Stanford Center on Longevity
How the furniture in your living room can help improve your memory
Mental Health & Emotional Well-Being

How the furniture in your living room can help improve your memory
by Jane Liaw
As we grow into old age, at least half of us will develop memory problems, according to associate professor of psychiatry Ruth O’Hara. Although most memory impairments will not progress to Alzheimer’s disease, even minor problems can lead to a drop in quality of life. O’Hara points to a decrease in one’s ability to socialize, to sustain a bridge game, or to follow directions when taking medicine as examples.

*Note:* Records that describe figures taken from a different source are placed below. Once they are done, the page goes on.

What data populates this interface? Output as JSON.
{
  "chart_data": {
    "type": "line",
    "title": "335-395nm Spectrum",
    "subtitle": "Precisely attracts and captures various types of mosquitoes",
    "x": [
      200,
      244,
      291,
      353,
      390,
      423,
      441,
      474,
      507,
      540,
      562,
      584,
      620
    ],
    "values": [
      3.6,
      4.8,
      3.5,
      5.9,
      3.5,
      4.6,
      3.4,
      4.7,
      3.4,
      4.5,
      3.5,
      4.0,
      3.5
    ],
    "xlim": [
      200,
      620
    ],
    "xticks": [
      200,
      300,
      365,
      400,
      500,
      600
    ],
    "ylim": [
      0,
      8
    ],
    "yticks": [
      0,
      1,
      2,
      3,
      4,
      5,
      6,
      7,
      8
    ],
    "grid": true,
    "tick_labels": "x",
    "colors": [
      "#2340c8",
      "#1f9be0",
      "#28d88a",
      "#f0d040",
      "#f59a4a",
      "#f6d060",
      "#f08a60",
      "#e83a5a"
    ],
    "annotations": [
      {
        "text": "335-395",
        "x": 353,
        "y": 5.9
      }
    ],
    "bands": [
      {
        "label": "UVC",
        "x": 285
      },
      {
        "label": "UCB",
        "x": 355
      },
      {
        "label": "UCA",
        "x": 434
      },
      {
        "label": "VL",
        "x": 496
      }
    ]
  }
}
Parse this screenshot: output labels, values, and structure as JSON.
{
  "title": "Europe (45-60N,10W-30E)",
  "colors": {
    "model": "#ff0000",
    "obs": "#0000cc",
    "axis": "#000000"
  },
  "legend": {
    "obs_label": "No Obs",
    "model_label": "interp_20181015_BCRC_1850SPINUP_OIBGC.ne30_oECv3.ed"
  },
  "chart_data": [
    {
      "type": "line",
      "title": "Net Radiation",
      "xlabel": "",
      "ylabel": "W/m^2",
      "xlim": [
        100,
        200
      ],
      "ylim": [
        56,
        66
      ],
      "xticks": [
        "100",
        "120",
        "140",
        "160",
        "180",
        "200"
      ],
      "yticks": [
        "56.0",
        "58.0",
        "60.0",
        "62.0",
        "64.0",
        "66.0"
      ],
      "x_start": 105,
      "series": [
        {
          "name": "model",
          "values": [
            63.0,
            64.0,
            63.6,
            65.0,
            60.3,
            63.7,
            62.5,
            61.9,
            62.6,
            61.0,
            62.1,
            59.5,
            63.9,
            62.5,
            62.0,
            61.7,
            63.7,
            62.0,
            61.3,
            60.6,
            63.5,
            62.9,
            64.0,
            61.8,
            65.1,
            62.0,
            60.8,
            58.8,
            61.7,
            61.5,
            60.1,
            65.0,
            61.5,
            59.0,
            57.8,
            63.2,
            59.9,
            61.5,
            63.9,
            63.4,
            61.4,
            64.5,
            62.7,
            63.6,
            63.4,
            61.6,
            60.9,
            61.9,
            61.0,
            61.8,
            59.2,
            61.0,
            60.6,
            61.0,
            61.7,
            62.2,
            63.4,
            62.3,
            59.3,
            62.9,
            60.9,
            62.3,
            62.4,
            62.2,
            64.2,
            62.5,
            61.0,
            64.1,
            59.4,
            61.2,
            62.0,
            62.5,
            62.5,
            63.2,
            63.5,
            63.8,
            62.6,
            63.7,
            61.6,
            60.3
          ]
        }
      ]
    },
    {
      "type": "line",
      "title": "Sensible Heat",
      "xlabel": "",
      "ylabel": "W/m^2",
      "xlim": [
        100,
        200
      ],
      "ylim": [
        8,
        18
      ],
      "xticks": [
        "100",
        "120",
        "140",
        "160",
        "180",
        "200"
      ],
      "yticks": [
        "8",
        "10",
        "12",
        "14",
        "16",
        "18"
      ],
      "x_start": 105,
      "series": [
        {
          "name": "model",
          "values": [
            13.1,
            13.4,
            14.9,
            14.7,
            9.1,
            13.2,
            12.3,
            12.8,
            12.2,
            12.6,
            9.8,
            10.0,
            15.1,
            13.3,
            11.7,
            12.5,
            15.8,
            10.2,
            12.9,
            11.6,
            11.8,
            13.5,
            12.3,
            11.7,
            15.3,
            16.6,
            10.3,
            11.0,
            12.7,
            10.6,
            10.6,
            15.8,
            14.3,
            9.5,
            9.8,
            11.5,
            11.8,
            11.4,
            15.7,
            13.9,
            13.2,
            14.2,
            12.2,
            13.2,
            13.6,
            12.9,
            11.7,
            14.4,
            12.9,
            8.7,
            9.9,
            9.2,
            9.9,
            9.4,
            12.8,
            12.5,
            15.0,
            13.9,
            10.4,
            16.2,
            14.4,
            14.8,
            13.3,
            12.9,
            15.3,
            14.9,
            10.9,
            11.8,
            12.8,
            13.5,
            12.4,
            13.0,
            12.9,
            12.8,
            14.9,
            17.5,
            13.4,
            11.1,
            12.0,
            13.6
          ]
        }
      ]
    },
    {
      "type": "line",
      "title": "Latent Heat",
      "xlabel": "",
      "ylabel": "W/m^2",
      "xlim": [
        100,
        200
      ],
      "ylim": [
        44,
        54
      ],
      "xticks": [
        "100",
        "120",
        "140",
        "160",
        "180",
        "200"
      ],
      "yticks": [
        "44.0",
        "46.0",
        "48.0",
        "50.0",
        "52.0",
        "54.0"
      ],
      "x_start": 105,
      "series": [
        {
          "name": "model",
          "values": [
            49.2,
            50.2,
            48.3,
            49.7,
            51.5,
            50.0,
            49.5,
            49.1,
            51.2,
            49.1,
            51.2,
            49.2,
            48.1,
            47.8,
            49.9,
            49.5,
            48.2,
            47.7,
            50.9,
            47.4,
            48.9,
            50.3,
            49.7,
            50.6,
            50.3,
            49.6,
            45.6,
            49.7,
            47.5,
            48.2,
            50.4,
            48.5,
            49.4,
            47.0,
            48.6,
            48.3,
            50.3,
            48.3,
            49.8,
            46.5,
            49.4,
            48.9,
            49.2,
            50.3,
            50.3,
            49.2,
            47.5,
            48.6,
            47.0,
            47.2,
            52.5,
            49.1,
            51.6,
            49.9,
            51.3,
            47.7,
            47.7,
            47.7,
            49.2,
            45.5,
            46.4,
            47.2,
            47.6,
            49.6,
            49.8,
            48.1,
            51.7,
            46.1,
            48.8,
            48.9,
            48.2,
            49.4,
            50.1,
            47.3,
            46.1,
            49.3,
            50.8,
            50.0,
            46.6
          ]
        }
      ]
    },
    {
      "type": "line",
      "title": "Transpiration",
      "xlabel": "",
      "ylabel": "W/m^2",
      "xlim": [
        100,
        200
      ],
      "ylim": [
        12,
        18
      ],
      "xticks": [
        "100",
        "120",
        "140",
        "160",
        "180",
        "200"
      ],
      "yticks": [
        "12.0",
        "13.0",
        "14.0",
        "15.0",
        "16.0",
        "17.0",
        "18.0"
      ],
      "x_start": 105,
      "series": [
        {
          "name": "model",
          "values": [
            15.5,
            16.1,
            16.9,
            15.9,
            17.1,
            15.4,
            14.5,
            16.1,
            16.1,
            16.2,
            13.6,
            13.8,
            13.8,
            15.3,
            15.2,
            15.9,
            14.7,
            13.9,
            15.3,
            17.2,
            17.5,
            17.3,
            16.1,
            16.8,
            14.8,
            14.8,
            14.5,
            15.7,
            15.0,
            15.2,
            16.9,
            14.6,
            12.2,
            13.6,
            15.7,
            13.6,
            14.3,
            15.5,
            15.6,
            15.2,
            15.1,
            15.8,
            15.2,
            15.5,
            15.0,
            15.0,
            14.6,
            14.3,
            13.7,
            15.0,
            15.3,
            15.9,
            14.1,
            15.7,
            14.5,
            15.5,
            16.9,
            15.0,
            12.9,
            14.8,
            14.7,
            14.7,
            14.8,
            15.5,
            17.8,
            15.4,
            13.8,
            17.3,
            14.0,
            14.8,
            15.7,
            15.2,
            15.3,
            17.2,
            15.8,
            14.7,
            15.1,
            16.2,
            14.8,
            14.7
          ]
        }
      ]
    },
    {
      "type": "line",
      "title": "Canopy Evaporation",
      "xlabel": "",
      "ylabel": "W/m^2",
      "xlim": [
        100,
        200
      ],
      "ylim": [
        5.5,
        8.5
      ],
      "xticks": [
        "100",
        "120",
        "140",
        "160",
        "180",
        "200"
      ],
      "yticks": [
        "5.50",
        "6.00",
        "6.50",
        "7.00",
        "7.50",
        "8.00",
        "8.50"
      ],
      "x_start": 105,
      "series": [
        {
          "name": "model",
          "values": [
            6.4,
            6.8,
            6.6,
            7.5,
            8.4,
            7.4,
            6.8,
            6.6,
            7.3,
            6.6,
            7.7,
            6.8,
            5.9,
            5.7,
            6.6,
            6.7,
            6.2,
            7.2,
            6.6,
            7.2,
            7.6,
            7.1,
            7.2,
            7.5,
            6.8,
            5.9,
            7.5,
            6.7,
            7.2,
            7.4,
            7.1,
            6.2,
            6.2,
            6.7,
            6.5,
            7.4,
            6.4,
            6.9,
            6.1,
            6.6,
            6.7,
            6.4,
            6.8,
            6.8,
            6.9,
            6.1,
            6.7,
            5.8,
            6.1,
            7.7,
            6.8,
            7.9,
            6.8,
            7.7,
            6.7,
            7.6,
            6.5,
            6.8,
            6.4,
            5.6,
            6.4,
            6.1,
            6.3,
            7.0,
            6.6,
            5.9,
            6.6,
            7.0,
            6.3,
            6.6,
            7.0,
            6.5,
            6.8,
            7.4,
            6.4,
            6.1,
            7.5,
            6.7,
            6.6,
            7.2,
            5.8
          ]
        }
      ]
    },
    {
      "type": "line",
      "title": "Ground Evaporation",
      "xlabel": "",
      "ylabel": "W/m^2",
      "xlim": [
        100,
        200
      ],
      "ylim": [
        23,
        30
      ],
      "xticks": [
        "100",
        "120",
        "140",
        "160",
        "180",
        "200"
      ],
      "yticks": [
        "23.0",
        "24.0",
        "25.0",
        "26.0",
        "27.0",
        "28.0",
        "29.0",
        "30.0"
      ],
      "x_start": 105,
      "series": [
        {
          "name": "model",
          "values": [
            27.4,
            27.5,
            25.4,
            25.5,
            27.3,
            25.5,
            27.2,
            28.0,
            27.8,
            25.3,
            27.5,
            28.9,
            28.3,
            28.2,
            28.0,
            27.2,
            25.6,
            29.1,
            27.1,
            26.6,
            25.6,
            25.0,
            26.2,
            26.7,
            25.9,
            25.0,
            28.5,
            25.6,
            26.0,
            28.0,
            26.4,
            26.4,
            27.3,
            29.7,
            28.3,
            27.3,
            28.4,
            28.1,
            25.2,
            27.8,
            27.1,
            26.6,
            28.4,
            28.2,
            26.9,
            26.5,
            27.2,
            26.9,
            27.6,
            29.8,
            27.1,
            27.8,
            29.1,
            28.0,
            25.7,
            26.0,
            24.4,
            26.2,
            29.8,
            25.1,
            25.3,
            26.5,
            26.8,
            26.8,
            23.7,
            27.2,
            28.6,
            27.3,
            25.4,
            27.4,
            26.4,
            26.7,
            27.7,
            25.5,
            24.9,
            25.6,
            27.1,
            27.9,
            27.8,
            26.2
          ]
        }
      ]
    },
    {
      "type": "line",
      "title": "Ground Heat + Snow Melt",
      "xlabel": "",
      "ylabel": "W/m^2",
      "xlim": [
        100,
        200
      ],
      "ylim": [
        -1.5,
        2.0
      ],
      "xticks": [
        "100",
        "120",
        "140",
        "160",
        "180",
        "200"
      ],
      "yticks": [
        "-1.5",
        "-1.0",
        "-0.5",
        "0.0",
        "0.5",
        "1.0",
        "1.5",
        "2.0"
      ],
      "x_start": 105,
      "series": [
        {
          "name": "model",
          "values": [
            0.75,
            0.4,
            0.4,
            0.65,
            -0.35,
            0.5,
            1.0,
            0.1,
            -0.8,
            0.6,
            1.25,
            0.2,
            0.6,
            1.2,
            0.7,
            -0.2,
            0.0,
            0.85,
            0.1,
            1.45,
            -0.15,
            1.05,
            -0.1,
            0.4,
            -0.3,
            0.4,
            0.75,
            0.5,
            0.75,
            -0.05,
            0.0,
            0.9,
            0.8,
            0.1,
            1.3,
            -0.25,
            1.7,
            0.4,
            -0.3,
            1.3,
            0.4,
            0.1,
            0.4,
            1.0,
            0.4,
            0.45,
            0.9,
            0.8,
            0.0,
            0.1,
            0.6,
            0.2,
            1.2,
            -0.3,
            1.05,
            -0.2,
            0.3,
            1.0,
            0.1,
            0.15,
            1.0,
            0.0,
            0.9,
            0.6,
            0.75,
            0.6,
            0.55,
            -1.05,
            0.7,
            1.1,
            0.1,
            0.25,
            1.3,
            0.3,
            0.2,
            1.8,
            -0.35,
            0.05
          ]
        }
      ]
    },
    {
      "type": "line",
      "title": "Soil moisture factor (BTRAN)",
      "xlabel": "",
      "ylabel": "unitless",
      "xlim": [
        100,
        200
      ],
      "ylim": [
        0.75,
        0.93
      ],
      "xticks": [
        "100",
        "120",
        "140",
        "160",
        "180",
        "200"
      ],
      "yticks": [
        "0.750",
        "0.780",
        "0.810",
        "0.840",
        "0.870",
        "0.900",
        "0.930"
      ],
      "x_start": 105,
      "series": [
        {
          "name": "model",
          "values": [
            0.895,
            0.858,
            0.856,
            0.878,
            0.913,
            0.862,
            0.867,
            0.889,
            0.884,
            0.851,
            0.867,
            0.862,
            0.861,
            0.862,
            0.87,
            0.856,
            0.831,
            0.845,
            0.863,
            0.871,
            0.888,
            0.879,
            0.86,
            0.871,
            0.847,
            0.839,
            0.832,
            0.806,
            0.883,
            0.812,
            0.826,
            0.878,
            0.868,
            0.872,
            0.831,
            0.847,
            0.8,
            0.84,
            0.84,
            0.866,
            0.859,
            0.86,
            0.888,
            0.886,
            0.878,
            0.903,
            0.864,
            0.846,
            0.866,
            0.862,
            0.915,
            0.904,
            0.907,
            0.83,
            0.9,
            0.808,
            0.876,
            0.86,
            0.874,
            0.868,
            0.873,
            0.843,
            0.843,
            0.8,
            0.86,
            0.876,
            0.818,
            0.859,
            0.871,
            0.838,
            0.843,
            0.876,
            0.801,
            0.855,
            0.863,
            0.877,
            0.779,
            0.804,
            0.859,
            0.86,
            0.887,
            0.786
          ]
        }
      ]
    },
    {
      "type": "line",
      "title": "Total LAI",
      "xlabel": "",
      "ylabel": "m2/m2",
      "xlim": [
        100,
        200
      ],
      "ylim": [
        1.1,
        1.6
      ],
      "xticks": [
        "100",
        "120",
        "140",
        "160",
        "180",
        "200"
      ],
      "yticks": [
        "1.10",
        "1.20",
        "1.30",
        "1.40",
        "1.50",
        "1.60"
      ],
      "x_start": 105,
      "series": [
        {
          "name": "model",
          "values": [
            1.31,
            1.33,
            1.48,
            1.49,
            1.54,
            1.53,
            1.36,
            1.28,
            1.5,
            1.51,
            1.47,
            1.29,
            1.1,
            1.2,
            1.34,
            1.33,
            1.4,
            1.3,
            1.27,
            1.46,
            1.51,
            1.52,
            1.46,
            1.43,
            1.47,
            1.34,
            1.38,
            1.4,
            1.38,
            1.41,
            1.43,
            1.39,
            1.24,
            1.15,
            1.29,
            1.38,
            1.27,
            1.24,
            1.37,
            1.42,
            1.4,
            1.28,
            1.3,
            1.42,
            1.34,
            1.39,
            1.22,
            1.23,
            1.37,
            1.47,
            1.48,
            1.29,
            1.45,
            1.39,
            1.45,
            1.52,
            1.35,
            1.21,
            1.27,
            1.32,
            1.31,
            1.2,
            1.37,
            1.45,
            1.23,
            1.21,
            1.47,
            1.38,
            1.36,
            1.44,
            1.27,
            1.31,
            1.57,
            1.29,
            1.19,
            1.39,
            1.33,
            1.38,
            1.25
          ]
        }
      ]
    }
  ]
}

Because there are no treatments for cognitive decline, including memory loss, prevention is paramount. O’Hara’s recent findings on mnemonic training may be one piece in the prevention puzzle.
O’Hara noticed during her graduate student days that research models of cognitive disorders often neglected the many aspects of aging that might impact memory function. O’Hara was motivated to make memory a research priority; over the years she has studied the subject from various angles, including examining the efficacy of memory aides.

In 1999, a research group led by Stanford professor of psychiatry Jerome Yesavage trained and memory-tested subjects above 60 years of age. Over two weeks, his team taught the men and women to use mnemonics to aid recall. For example, the subjects were told to envision a room familiar to them, perhaps their own living room. They were to think about the room in a certain order spatially: first the couch and coffee table in one corner, then the cabinet by the coffee table, and so on. Given a list of objects to memorize, they were to associate each object with the items in their room; for example, if the first object was “hat,” they would envision a hat on their couch.
Yesavage found that when tested, almost all subjects used the techniques they’d just learned, and that mnemonic training significantly improved recall performance.
Follow-ups are rare in this type of study, O’Hara says, but in this case she tested some of Yesavage’s original subjects again five years later. The subjects were not retrained or told to use the mnemonic techniques they learned from Yesavage.
About 40 percent of the subjects, now averaging almost 74 years old, reported using mnemonics again. The subjects who used mnemonics performed better in recalling words than they had five years previously, while those who did not use mnemonics performed worse. O’Hara’s results were published in the Oct 2007 issue of Journal of Psychiatric Research.
O’Hara believes continual booster sessions on mnemonic techniques could promote better retention, but she also cautions that these artificial settings, created for research purposes, might favor people whose memories were superior to begin with.
O’Hara’s quest to delve into the complex and mostly unexplored territory of human memory has led to fertile research ground. She investigates factors that could hinder recollection, such as genetic markers, stress and medical disorders (e.g. sleep apnea and insulin resistance), as well as techniques that could promote recollection, such as mnemonics and writing exercises. After years of work in the field, the many facets of the subject still fascinate her.
“Memory is a narrow term to define a very large entity,” O’Hara says.